Class: Google::Cloud::Bigquery::Table::AsyncInserter

Inherits:

Object

Object
Google::Cloud::Bigquery::Table::AsyncInserter

show all

Includes:: MonitorMixin

Defined in:: lib/google/cloud/bigquery/table/async_inserter.rb

Overview

AsyncInserter

Used to insert multiple rows in batches to a topic. See #insert_async.

Examples:

require "google/cloud/bigquery"

bigquery = Google::Cloud::Bigquery.new
dataset = bigquery.dataset "my_dataset"
table = dataset.table "my_table"
inserter = table.insert_async do |result|
  if result.error?
    log_error result.error
  else
    log_insert "inserted #{result.insert_count} rows " \
      "with #{result.error_count} errors"
  end
end

rows = [
  { "first_name" => "Alice", "age" => 21 },
  { "first_name" => "Bob", "age" => 22 }
]
inserter.insert rows

inserter.stop.wait!

Defined Under Namespace

Classes: Result

Instance Attribute Summary collapse

#interval ⇒ Numeric readonly
The number of seconds to collect rows before the batch is inserted.
#max_bytes ⇒ Integer readonly
The maximum size of rows to be collected before the batch is inserted.
#max_rows ⇒ Integer readonly
The maximum number of rows to be collected before the batch is inserted.
#threads ⇒ Integer readonly
The number of threads used to insert rows.

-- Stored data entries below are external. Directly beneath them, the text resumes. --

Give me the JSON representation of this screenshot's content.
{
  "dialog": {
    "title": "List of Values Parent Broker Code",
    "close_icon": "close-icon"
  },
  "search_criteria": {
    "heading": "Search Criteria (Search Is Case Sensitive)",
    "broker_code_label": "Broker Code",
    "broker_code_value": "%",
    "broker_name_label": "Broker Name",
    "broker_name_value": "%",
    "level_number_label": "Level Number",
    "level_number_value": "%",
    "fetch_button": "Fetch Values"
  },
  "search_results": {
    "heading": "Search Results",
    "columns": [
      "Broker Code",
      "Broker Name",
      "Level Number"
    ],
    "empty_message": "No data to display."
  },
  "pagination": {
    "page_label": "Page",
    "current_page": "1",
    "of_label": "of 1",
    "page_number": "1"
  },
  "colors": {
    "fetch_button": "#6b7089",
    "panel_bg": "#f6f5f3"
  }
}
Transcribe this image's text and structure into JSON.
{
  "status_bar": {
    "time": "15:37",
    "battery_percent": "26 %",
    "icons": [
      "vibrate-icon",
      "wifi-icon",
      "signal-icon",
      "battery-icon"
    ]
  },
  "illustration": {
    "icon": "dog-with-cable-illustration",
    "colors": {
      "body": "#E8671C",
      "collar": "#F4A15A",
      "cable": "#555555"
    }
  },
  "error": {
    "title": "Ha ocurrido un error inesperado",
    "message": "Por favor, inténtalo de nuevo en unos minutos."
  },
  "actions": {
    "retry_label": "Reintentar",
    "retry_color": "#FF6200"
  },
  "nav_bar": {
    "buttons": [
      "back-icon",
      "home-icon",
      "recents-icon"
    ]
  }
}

Instance Method Summary collapse

#flush ⇒ AsyncInserter
Forces all rows in the current batch to be inserted immediately.
#insert(rows, insert_ids: nil) ⇒ Object
Adds rows to the async inserter to be inserted.
#started? ⇒ boolean
Whether the inserter has been started.
#stop ⇒ AsyncInserter
Begins the process of stopping the inserter.
#stopped? ⇒ boolean
Whether the inserter has been stopped.
#wait!(timeout = nil) ⇒ AsyncInserter
Blocks until the inserter is fully stopped, all pending rows have been inserted, and all callbacks have completed.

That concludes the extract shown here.